Setubal sob a Ditadura Militar_Alho, Alberico Afonso CostaImagine-se com uma lupa muito potente a olhar para a História de uma terra. Uma ampliação concentrada num período muito especial da História, não só dessa terra, como do país. Pois é o que oferece aos seus leitores “Setúbal sob a Ditadura Militar 1926-1933“, da autoria do investigador Albérico Afonso Costa, obra recentemente dada à estampa.

A observação microscópica de uma realidade local pode bem ser o método que permite seguir o “fio à meada” de uma realidade histórica mais ampla. O angulo de observação de Albérico Afonso Costa foca-se nesse grande pano de fundo que são os movimentos sociais, de que Setúbal, na sua especificidade, é particularmente exemplar. E com especial enfoque na condição operária da cidade mono-industrial do binómio pescas-industria conserveira, nos anos iniciais da ditadura militar.

Três momentos

O trabalho analítico de Albérico Afonso Costa distribui-se por três momentos com epicentro no golpe militar de 1926: o antes, o durante e o depois, distribuidos por cinco breves capítulos: 1) O ciclo económico e social conserveiro; 2) Ação e organização operária após a revolução republicana; 3) O 28 de Maio de 1926 em Setúbal; 4) Setúbal e a oposição à ditadura militar e 5) A resistência operária e popular após o 28 de Maio.

A primeira industrialização de Setúbal havia sido caracterizada pelo rápido crescimento em torno da fileira da pesca e das conservas de peixe, que associou um conjunto de outras indústrias.

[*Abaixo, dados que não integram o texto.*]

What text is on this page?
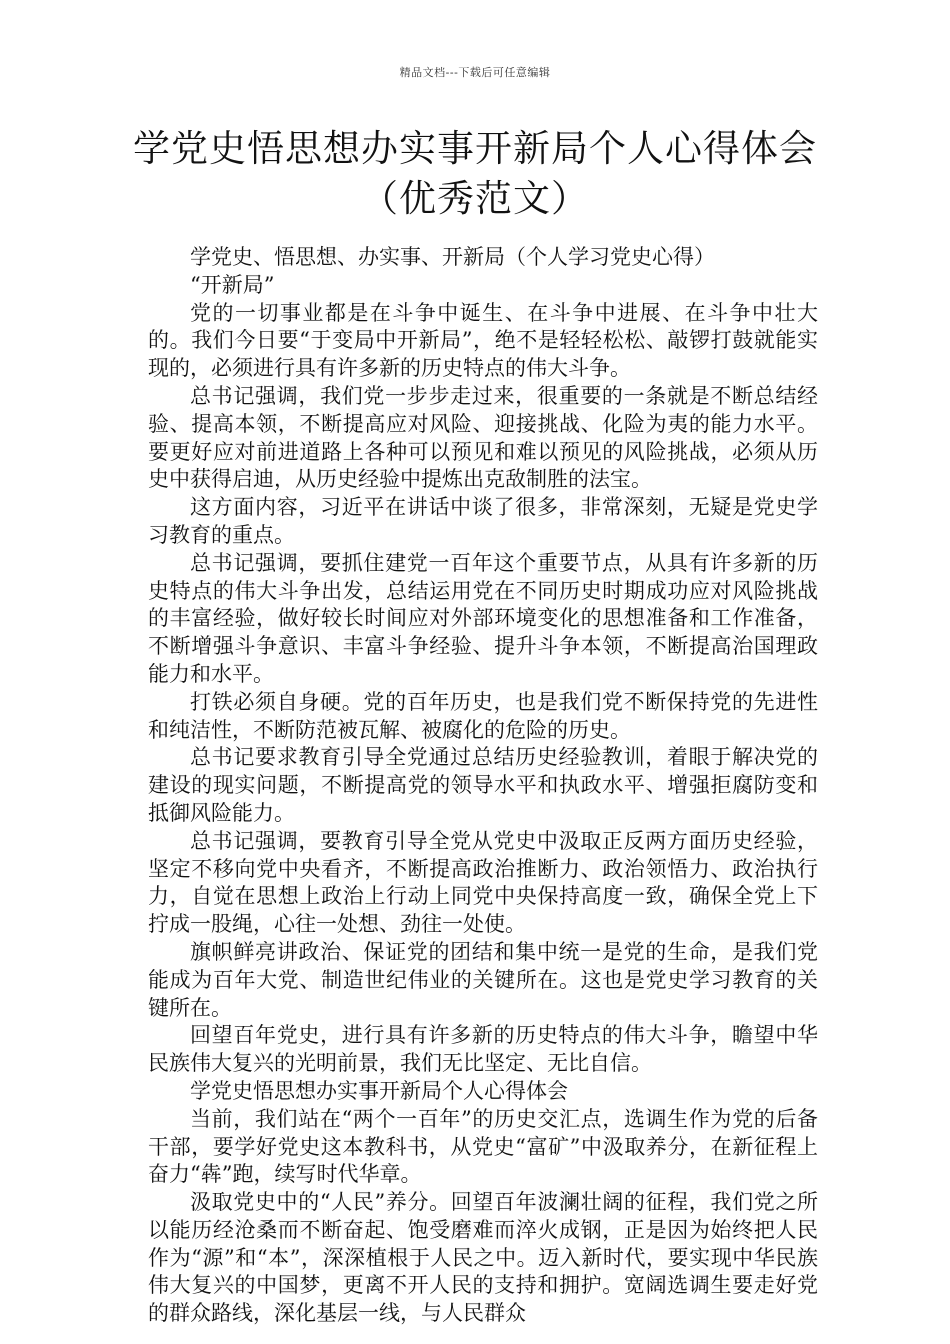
精品文档---下载后可任意编辑
学党史悟思想办实事开新局个人心得体会
（优秀范文）

学党史、悟思想、办实事、开新局（个人学习党史心得）

“开新局”

党的一切事业都是在斗争中诞生、在斗争中进展、在斗争中壮大的。我们今日要“于变局中开新局”，绝不是轻轻松松、敲锣打鼓就能实现的，必须进行具有许多新的历史特点的伟大斗争。

总书记强调，我们党一步步走过来，很重要的一条就是不断总结经验、提高本领，不断提高应对风险、迎接挑战、化险为夷的能力水平。要更好应对前进道路上各种可以预见和难以预见的风险挑战，必须从历史中获得启迪，从历史经验中提炼出克敌制胜的法宝。

这方面内容，习近平在讲话中谈了很多，非常深刻，无疑是党史学习教育的重点。

总书记强调，要抓住建党一百年这个重要节点，从具有许多新的历史特点的伟大斗争出发，总结运用党在不同历史时期成功应对风险挑战的丰富经验，做好较长时间应对外部环境变化的思想准备和工作准备，不断增强斗争意识、丰富斗争经验、提升斗争本领，不断提高治国理政能力和水平。

打铁必须自身硬。党的百年历史，也是我们党不断保持党的先进性和纯洁性，不断防范被瓦解、被腐化的危险的历史。

总书记要求教育引导全党通过总结历史经验教训，着眼于解决党的建设的现实问题，不断提高党的领导水平和执政水平、增强拒腐防变和抵御风险能力。

总书记强调，要教育引导全党从党史中汲取正反两方面历史经验，坚定不移向党中央看齐，不断提高政治推断力、政治领悟力、政治执行力，自觉在思想上政治上行动上同党中央保持高度一致，确保全党上下拧成一股绳，心往一处想、劲往一处使。

旗帜鲜亮讲政治、保证党的团结和集中统一是党的生命，是我们党能成为百年大党、制造世纪伟业的关键所在。这也是党史学习教育的关键所在。

回望百年党史，进行具有许多新的历史特点的伟大斗争，瞻望中华民族伟大复兴的光明前景，我们无比坚定、无比自信。

学党史悟思想办实事开新局个人心得体会

当前，我们站在“两个一百年”的历史交汇点，选调生作为党的后备干部，要学好党史这本教科书，从党史“富矿”中汲取养分，在新征程上奋力“犇”跑，续写时代华章。

汲取党史中的“人民”养分。回望百年波澜壮阔的征程，我们党之所以能历经沧桑而不断奋起、饱受磨难而淬火成钢，正是因为始终把人民作为“源”和“本”，深深植根于人民之中。迈入新时代，要实现中华民族伟大复兴的中国梦，更离不开人民的支持和拥护。宽阔选调生要走好党的群众路线，深化基层一线，与人民群众
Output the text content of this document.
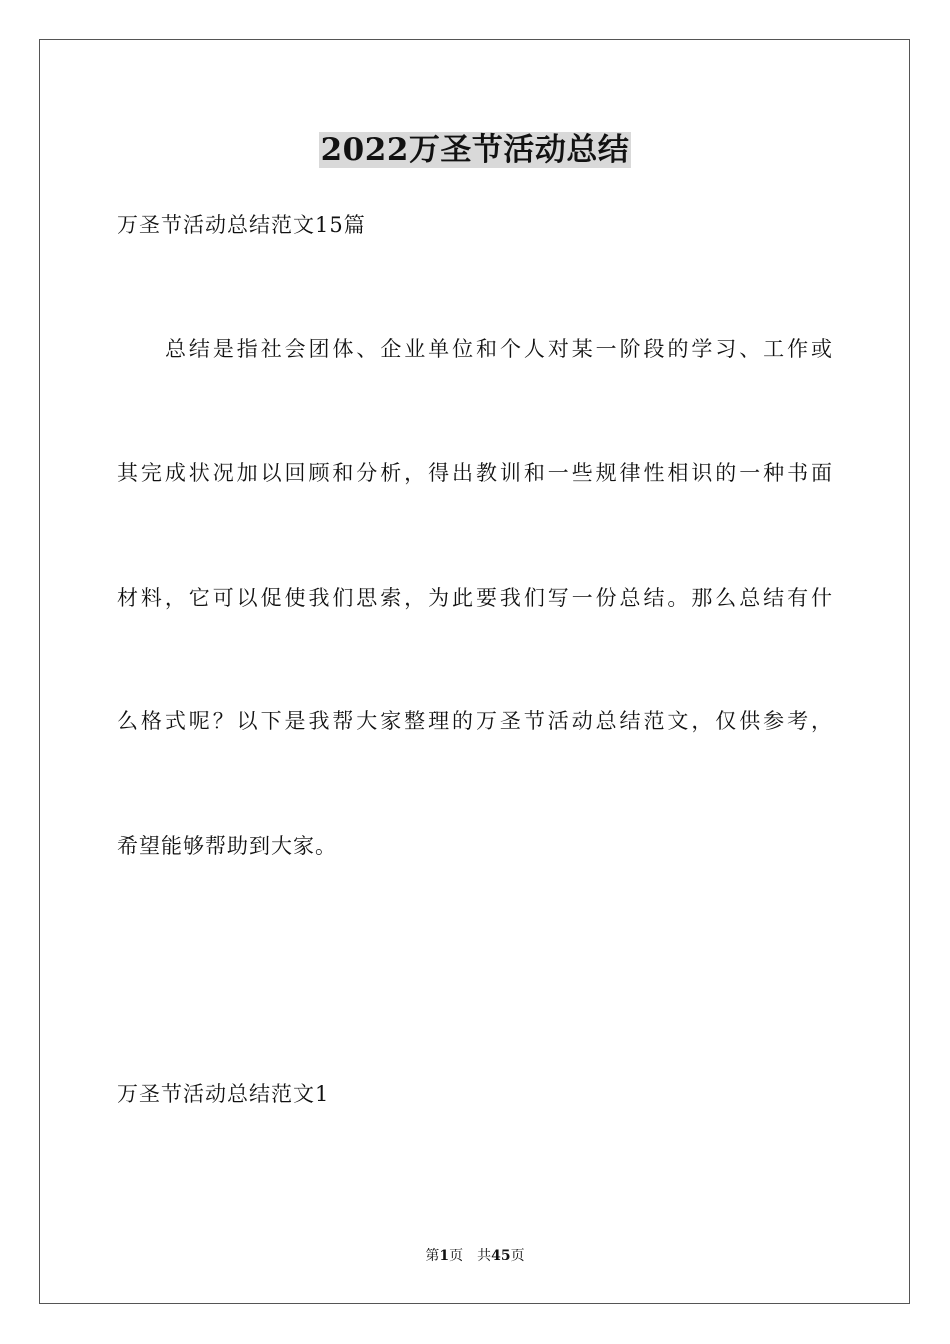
2022万圣节活动总结
万圣节活动总结范文15篇
总结是指社会团体、企业单位和个人对某一阶段的学习、工作或
其完成状况加以回顾和分析，得出教训和一些规律性相识的一种书面
材料，它可以促使我们思索，为此要我们写一份总结。那么总结有什
么格式呢？以下是我帮大家整理的万圣节活动总结范文，仅供参考，
希望能够帮助到大家。
万圣节活动总结范文1
第1页 共45页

O rápido crescimento da cidade (categoria a que foi elevada em 1860) guindara-a à condição de terceira maior urbe do país nas primeiras décadas do seculo XX.

Mas, passado o primeiro grande conflito mundial (1914-1918), a cidade e a esmagadora maioria de uma população dependente da pesca e da indústria conserveira, viriam a enfrentar um prolongado período de crise, com todo um impressionante e cruel cortejo de fome, miséria e degradação da condição humana. Aliás bem retratados ao longo da obra de A. Afonso Costa.

Definhamento e indiferença

O progressivo definhamento da República democrática tem o seu epílogo com o golpe de 28 de Maio de 1926, que estabelece uma ditadura militar e encontra Setúbal, a “Barcelona portuguesa”, numa situação económica e social dramática. Retratando esse ambiente, Albérico Afonso Costa relata-nos a greve geral da indústria conserveira de 1922 – que, com uma duração de quase três meses, foi uma das mais duras realizadas em Setúbal, “em que se convocam todos os recursos, da manifestação à bomba, por um lado, e do lock-out ao estado de sítio por outro” (pg.15).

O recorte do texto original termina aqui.